How can I build XML in C#?


Question

How can I generate valid XML in C#?

1
428
10/27/2014 11:55:23 PM

Accepted Answer

It depends on the scenario. XmlSerializer is certainly one way and has the advantage of mapping directly to an object model. In .NET 3.5, XDocument, etc. are also very friendly. If the size is very large, then XmlWriter is your friend.

For an XDocument example:

Console.WriteLine(
    new XElement("Foo",
        new XAttribute("Bar", "some & value"),
        new XElement("Nested", "data")));

Or the same with XmlDocument:

XmlDocument doc = new XmlDocument();
XmlElement el = (XmlElement)doc.AppendChild(doc.CreateElement("Foo"));
el.SetAttribute("Bar", "some & value");
el.AppendChild(doc.CreateElement("Nested")).InnerText = "data";
Console.WriteLine(doc.OuterXml);

If you are writing a large stream of data, then any of the DOM approaches (such as XmlDocument/XDocument, etc.) will quickly take a lot of memory. So if you are writing a 100 MB XML file from CSV, you might consider XmlWriter; this is more primitive (a write-once firehose), but very efficient (imagine a big loop here):

XmlWriter writer = XmlWriter.Create(Console.Out);
writer.WriteStartElement("Foo");
writer.WriteAttributeString("Bar", "Some & value");
writer.WriteElementString("Nested", "data");
writer.WriteEndElement();

Finally, via XmlSerializer:

[Serializable]
public class Foo
{
    [XmlAttribute]
    public string Bar { get; set; }
    public string Nested { get; set; }
}
...
Foo foo = new Foo
{
    Bar = "some & value",
    Nested = "data"
};
new XmlSerializer(typeof(Foo)).Serialize(Console.Out, foo);

This is a nice model for mapping to classes, etc.; however, it might be overkill if you are doing something simple (or if the desired XML doesn't really have a direct correlation to the object model). Another issue with XmlSerializer is that it doesn't like to serialize immutable types : everything must have a public getter and setter (unless you do it all yourself by implementing IXmlSerializable, in which case you haven't gained much by using XmlSerializer).

498
10/6/2016 8:37:59 AM

The best thing hands down that I have tried is LINQ to XSD (which is unknown to most developers). You give it an XSD Schema and it generates a perfectly mapped complete strongly-typed object model (based on LINQ to XML) for you in the background, which is really easy to work with - and it updates and validates your object model and XML in real-time. While it's still "Preview", I have not encountered any bugs with it.

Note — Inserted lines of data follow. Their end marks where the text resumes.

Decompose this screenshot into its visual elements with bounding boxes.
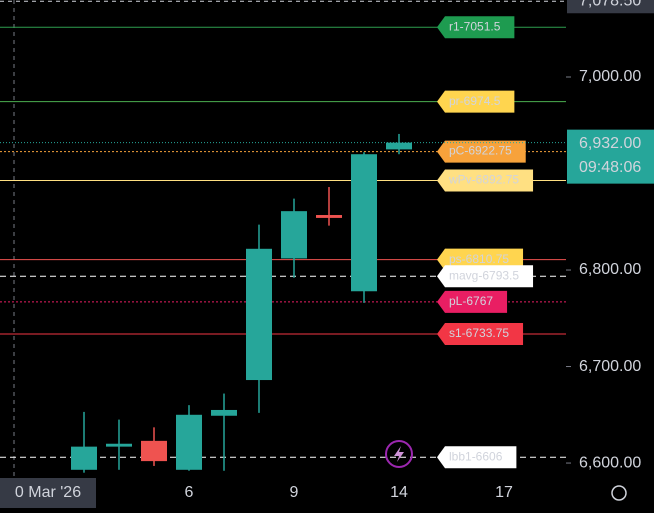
level-badge: wPv-6892.75 bbox=[437, 169, 534, 192]
x-tick-label: 6 bbox=[185, 484, 194, 501]
candle-body bbox=[281, 211, 307, 259]
level-label: s1-6733.75 bbox=[449, 326, 509, 340]
x-tick-label: 9 bbox=[290, 484, 299, 501]
candle-body bbox=[141, 440, 167, 462]
y-tick-label: 6,600.00 bbox=[579, 454, 641, 471]
levels: r1-7051.5 pr-6974.5 pC-6922.75 wPv-6892.75 p… bbox=[0, 0, 566, 469]
level-label: mavg-6793.5 bbox=[449, 268, 519, 282]
crosshair-price-label: 7,078.50 bbox=[579, 0, 641, 9]
settings-icon[interactable] bbox=[611, 485, 627, 501]
y-tick-label: 6,700.00 bbox=[579, 358, 641, 375]
candle-body bbox=[106, 443, 132, 447]
level-badge-bg bbox=[437, 290, 508, 313]
candles bbox=[71, 133, 412, 473]
crosshair-price-box bbox=[567, 0, 654, 14]
level-badge-bg bbox=[437, 446, 517, 469]
crosshair-date-box bbox=[0, 478, 96, 508]
x-tick-label: 14 bbox=[390, 484, 408, 501]
level-badge: pr-6974.5 bbox=[437, 90, 515, 113]
level-badge: s1-6733.75 bbox=[437, 322, 524, 345]
x-tick-label: 17 bbox=[495, 484, 513, 501]
level-label: pL-6767 bbox=[449, 294, 493, 308]
y-tick-label: 6,800.00 bbox=[579, 261, 641, 278]
level-badge: pC-6922.75 bbox=[437, 140, 526, 163]
level-badge-bg bbox=[437, 169, 534, 192]
y-tick-label: 7,000.00 bbox=[579, 68, 641, 85]
level-badge: mavg-6793.5 bbox=[437, 265, 534, 288]
candle-body bbox=[316, 215, 342, 218]
level-badge-bg bbox=[437, 90, 515, 113]
level-label: wPv-6892.75 bbox=[448, 173, 519, 187]
x-tick-label: 0 Mar '26 bbox=[15, 484, 81, 501]
candle-body bbox=[176, 414, 202, 470]
level-badge-bg bbox=[437, 322, 524, 345]
last-price-label: 6,932.00 bbox=[579, 135, 641, 152]
last-price-box bbox=[567, 129, 654, 184]
countdown: 09:48:06 bbox=[579, 159, 641, 176]
alert-icon[interactable] bbox=[385, 440, 413, 468]
level-label: ps-6810.75 bbox=[449, 252, 509, 266]
candle-body bbox=[211, 409, 237, 416]
level-label: lbb1-6606 bbox=[449, 449, 503, 463]
candle-body bbox=[351, 154, 377, 292]
level-badge: r1-7051.5 bbox=[437, 16, 515, 39]
level-badge: ps-6810.75 bbox=[437, 248, 524, 271]
level-label: r1-7051.5 bbox=[449, 19, 501, 33]
level-label: pr-6974.5 bbox=[449, 94, 501, 108]
level-label: pC-6922.75 bbox=[449, 144, 512, 158]
level-badge: pL-6767 bbox=[437, 290, 508, 313]
alert-bolt bbox=[394, 446, 404, 462]
candle-body bbox=[71, 446, 97, 470]
level-badge-bg bbox=[437, 16, 515, 39]
level-badge-bg bbox=[437, 248, 524, 271]
level-badge: lbb1-6606 bbox=[437, 446, 517, 469]
candle-body bbox=[386, 142, 412, 150]
level-badge-bg bbox=[437, 265, 534, 288]
level-badge-bg bbox=[437, 140, 526, 163]
candle-body bbox=[246, 248, 272, 381]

If you have an XSD Schema that looks like this:

  <xs:element name="RootElement">
     <xs:complexType>
      <xs:sequence>
        <xs:element name="Element1" type="xs:string" />
        <xs:element name="Element2" type="xs:string" />
      </xs:sequence>
       <xs:attribute name="Attribute1" type="xs:integer" use="optional" />
       <xs:attribute name="Attribute2" type="xs:boolean" use="required" />
     </xs:complexType>
  </xs:element>

Then you can simply build XML like this:

RootElement rootElement = new RootElement;
rootElement.Element1 = "Element1";
rootElement.Element2 = "Element2";
rootElement.Attribute1 = 5;
rootElement.Attribute2 = true;

Or simply load an XML from file like this:

RootElement rootElement = RootElement.Load(filePath);

Or save it like this:

rootElement.Save(string);
rootElement.Save(textWriter);
rootElement.Save(xmlWriter);

rootElement.Untyped also yields the element in form of a XElement (from LINQ to XML).